February 16, 2013

Surprise: Liberals Decry Use of Negative Ads

Steve Rosenthal and Karyn Bruggerman of the Atlas Project decry use of negative ads, using Massachusetts as a case study:

...maintaining a positive profile proved to be as much of a boon to candidates as going negative hurt their opponents. Scott Brown’s polling numbers dropped only after he began to go negative against Warren in September, and Kaine pulled away from George Allen in the polls only after he began airing positive ads in late August.

Candidates who ran positive ad campaigns also appear to have exited their races with higher favorability ratings than their negative counterparts. Looking at final polls conducted by Public Policy Polling and Rasmussen on these same Senate races, only Brown, Warren, Kaine, Heidi Heitkamp, Jon Tester and Rick Berg could boast favorability ratings over 50 percent in the final days of the campaign. Brown was even shown with a favorability rating of 58 percent in a post-election WBUR poll. Brown, Warren, Heitkamp and Kaine were notably four of few candidates examined here who kept their message largely positive. It seems possible, but unlikely, that this is purely a coincidence.

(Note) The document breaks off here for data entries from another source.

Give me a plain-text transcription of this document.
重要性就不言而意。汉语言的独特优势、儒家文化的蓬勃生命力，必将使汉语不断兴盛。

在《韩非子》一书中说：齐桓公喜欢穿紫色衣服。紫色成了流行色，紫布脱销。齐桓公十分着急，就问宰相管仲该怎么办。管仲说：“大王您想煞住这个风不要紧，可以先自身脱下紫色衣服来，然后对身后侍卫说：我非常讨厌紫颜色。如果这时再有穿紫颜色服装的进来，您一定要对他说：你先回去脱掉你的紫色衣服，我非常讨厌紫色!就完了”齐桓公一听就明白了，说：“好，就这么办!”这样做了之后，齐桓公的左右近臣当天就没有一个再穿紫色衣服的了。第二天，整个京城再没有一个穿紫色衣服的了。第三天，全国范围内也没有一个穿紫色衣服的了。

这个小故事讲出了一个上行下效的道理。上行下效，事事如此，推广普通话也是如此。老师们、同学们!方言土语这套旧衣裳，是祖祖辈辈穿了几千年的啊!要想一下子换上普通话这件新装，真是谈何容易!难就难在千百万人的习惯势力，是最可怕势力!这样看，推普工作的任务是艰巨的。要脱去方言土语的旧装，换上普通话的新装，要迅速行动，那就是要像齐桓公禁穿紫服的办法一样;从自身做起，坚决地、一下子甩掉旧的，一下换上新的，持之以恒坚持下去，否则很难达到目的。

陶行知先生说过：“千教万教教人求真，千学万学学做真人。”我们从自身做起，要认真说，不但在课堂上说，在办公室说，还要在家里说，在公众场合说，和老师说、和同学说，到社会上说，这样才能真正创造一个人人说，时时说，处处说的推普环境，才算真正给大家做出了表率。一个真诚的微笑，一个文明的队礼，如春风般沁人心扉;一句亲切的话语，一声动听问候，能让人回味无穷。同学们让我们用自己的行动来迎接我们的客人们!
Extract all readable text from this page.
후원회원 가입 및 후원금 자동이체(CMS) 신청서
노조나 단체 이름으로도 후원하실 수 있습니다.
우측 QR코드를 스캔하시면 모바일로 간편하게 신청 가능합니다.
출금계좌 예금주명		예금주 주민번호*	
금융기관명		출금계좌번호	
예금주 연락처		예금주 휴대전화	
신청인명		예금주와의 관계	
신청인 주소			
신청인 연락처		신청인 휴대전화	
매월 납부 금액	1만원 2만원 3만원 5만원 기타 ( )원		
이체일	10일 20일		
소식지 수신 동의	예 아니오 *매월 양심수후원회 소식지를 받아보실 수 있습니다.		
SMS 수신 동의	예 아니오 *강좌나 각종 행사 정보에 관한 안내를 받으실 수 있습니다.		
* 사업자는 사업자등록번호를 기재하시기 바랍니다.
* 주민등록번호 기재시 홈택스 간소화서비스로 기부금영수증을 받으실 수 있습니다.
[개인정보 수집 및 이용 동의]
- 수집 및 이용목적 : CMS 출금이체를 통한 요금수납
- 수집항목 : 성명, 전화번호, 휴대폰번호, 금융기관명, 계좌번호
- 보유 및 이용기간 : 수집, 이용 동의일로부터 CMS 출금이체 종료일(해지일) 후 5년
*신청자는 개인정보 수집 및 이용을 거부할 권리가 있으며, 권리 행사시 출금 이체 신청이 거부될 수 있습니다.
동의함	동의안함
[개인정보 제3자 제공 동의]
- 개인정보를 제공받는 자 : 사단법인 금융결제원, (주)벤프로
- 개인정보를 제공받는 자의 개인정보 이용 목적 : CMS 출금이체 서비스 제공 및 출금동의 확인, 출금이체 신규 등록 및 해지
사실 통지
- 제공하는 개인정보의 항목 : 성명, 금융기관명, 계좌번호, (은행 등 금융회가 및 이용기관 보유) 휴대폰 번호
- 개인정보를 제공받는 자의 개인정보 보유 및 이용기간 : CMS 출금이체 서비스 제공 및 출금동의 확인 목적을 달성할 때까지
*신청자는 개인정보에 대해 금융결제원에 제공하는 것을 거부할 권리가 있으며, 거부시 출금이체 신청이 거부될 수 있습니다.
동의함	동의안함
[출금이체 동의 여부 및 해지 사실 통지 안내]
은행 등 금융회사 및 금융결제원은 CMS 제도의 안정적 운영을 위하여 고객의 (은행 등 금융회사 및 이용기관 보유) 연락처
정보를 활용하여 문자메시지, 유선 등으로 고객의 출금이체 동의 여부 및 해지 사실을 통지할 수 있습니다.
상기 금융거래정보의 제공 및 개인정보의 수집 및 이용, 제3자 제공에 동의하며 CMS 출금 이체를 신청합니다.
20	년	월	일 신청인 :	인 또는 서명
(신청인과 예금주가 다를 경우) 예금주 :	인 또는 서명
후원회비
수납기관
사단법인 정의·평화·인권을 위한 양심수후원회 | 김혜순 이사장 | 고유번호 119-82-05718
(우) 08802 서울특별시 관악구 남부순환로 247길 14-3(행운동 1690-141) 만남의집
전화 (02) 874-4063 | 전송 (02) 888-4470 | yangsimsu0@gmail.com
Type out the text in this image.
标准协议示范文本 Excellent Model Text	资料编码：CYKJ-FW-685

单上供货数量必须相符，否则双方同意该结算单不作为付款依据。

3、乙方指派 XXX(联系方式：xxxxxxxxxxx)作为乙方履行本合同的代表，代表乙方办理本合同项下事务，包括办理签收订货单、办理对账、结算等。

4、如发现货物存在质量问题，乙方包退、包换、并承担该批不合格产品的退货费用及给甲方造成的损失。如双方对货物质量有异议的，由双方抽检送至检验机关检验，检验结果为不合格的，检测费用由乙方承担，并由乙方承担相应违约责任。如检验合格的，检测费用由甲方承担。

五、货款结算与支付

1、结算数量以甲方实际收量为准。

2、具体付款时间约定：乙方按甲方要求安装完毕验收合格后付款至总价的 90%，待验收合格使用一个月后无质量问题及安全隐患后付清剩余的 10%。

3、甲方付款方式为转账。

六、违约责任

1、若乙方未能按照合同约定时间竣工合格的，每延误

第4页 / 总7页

I prefer academic research when it comes to issues of what's effective and what isn't in terms of ad effectiveness.

And the academic research says, yes,  negative ads are effective and provide voters a service in that in it disseminates information to voters they may not have had before.

There are, however, a few caveats: in order to be effective and viewed as fair by the voters the information must be recent, salient to the race and the voters, and, interestingly  performed in moderation:

The findings reveal that students were most likely to vote for the sponsoring candidate when the ad was viewed only three times and least likely when they were exposed to the ad five times.

In another test, 306 university students viewed advertisements for unknown candidates during a 30-minute television program, with varying time intervals between ad repetitions.

Participants then filled out questionnaires to evaluate the sponsor and the attacked candidates as well as the likelihood of voting for them.

The results showed that larger time intervals between repetitions of the ad boost the evaluation of the sponsoring candidate and disfavor the evaluation of the target candidate.

The results stayed the same even with increased repetition.

Essentially: keep it relevant to the voters.